シュルツはニューヨーク・タイムズ紙に対して次のように述べた。「共和党と民主党には共に、極右(far-right)と極左(fa-left)の一部になり果てているという自覚がない。それでも両党は帰るべき家を探している。“無所属”という言葉は私にとってただ単に投票用紙に書かれた呼称でしかない」。

 

シュルツはインタヴューの中で、民主党側からの「シュルツが無所属で出ることでトランプに大統領を渡すことになる」という批判に対して、反論した。シュルツは大統領選挙に「妨害者・壊し屋(spoiler)」として出馬することはないと述べた。

 

民主党の大物政治家たちからの批判に対して、シュルツは次のように述べた。「あなたに出馬などできないと述べる冷笑者といつも否定論を展開する人物たちに反論する用意が出来ている。私は彼らに同意しない。出馬が出来ないなどと言うことは極めてアメリカ的ではない発言だと私は考える」。

 

シュルツは民主党の予備選挙に出馬しなくない、それは民主党の予備選挙に出ると“不誠実”にならざるを得ないからだ、とも述べた。

 

大富豪であるシュルツはニューヨーク・タイムズに対して、「私が民主党の候補者として出馬したら、自分に嘘をつくことになる、自分が信じてもいないことを言うことになると思う。それは、民主党が左に寄り過ぎているからだ」と述べた。

 

シュルツは次のように述べた。「21兆ドルの負債があるにもかかわらず、政府がお金を出す大学無償化、健康保険無償化、全ての人を政府職員に採用するという政策を主張する人々がいる。

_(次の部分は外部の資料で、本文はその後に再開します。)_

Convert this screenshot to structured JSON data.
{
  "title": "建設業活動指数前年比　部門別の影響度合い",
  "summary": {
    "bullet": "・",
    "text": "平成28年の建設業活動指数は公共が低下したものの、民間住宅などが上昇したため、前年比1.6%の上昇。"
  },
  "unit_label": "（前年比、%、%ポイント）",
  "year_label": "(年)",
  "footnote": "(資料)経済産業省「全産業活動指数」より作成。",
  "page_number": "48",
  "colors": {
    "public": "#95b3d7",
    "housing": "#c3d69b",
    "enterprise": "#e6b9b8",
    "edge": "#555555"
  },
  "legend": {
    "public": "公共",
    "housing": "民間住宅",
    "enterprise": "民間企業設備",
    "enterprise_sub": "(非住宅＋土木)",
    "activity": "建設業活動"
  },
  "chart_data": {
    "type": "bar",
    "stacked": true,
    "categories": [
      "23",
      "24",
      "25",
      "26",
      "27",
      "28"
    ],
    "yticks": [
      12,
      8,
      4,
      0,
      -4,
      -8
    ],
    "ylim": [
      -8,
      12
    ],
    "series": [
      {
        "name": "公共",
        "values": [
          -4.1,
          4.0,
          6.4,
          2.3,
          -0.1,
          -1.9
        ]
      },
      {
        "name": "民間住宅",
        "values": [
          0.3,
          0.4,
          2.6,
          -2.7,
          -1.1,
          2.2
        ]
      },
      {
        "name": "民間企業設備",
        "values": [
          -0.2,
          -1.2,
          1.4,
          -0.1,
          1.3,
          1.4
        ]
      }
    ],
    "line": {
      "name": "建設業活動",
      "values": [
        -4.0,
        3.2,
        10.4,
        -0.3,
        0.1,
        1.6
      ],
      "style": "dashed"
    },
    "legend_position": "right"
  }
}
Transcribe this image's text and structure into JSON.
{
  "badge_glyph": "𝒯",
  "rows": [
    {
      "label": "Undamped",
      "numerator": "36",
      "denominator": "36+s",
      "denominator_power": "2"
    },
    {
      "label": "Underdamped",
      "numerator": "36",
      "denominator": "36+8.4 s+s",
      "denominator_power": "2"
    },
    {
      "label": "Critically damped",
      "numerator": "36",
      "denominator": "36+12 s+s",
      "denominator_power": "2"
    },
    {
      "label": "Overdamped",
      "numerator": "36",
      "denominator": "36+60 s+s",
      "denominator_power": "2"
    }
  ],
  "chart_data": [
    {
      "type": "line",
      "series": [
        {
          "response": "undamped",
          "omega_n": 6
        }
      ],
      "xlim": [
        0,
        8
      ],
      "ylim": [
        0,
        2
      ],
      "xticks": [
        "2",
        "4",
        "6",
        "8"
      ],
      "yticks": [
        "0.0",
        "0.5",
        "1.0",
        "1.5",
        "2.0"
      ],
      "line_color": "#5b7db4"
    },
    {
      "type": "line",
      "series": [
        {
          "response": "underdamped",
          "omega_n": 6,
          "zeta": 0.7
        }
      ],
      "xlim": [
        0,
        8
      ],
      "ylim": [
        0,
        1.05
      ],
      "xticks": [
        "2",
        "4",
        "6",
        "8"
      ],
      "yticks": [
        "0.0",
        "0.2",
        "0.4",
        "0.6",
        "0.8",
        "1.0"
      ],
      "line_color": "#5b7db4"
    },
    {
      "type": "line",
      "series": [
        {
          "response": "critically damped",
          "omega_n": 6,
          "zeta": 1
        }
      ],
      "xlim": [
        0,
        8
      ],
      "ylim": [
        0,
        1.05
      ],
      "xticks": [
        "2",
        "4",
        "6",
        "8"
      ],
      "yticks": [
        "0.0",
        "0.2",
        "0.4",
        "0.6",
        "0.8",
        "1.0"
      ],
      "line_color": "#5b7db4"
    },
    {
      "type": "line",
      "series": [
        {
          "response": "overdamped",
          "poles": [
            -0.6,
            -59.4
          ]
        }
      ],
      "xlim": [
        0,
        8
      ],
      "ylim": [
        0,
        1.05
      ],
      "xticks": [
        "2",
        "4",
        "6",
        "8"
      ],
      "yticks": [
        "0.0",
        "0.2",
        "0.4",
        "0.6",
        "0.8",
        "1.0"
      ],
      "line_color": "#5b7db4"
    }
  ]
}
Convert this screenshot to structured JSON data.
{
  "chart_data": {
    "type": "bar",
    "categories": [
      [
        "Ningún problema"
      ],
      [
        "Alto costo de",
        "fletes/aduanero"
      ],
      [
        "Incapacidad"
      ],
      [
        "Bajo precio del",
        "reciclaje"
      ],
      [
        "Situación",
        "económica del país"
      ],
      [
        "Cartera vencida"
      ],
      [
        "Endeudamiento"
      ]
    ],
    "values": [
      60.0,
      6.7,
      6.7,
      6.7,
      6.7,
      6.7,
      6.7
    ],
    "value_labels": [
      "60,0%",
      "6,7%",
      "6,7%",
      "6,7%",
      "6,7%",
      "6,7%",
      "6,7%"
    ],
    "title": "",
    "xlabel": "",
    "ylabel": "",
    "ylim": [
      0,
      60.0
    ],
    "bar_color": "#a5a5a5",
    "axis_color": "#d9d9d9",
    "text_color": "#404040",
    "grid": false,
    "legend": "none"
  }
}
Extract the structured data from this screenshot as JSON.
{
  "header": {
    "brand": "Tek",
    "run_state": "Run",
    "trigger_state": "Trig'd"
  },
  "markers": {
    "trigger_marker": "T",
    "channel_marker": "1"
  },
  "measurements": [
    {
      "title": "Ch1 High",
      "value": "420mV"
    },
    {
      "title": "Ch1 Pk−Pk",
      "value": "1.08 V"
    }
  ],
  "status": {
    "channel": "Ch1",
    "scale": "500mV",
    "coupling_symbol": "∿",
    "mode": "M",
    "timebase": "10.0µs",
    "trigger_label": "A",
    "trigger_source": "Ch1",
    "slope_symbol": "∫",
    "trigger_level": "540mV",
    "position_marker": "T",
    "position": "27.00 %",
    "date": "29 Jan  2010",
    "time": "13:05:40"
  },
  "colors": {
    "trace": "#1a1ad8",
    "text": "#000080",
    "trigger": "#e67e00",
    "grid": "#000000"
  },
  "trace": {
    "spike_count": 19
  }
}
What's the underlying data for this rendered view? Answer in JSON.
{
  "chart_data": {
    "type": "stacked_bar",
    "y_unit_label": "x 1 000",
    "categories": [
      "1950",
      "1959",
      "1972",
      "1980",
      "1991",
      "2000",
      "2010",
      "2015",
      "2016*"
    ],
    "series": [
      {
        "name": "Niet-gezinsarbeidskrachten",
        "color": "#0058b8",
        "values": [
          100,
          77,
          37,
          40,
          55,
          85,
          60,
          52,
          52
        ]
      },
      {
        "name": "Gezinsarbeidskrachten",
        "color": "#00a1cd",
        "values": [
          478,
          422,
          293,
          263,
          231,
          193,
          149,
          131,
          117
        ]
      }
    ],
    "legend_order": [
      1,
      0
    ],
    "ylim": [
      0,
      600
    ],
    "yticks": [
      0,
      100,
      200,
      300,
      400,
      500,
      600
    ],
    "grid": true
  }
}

疑問に思うのは、国が破産しないようしながら、それら全てに金を出すにはどうしたらよいのか、ということだ」。

 

シュルツの純資産は34億ドル(約3700億円)と推定されている。

 

シュルツはニューヨーク・タイムズ紙に対して、穏健派の候補ではなく、左派進歩主義的(left-wing progressive)な候補が一番手になるようであれば、大統領選挙に出馬すると述べた。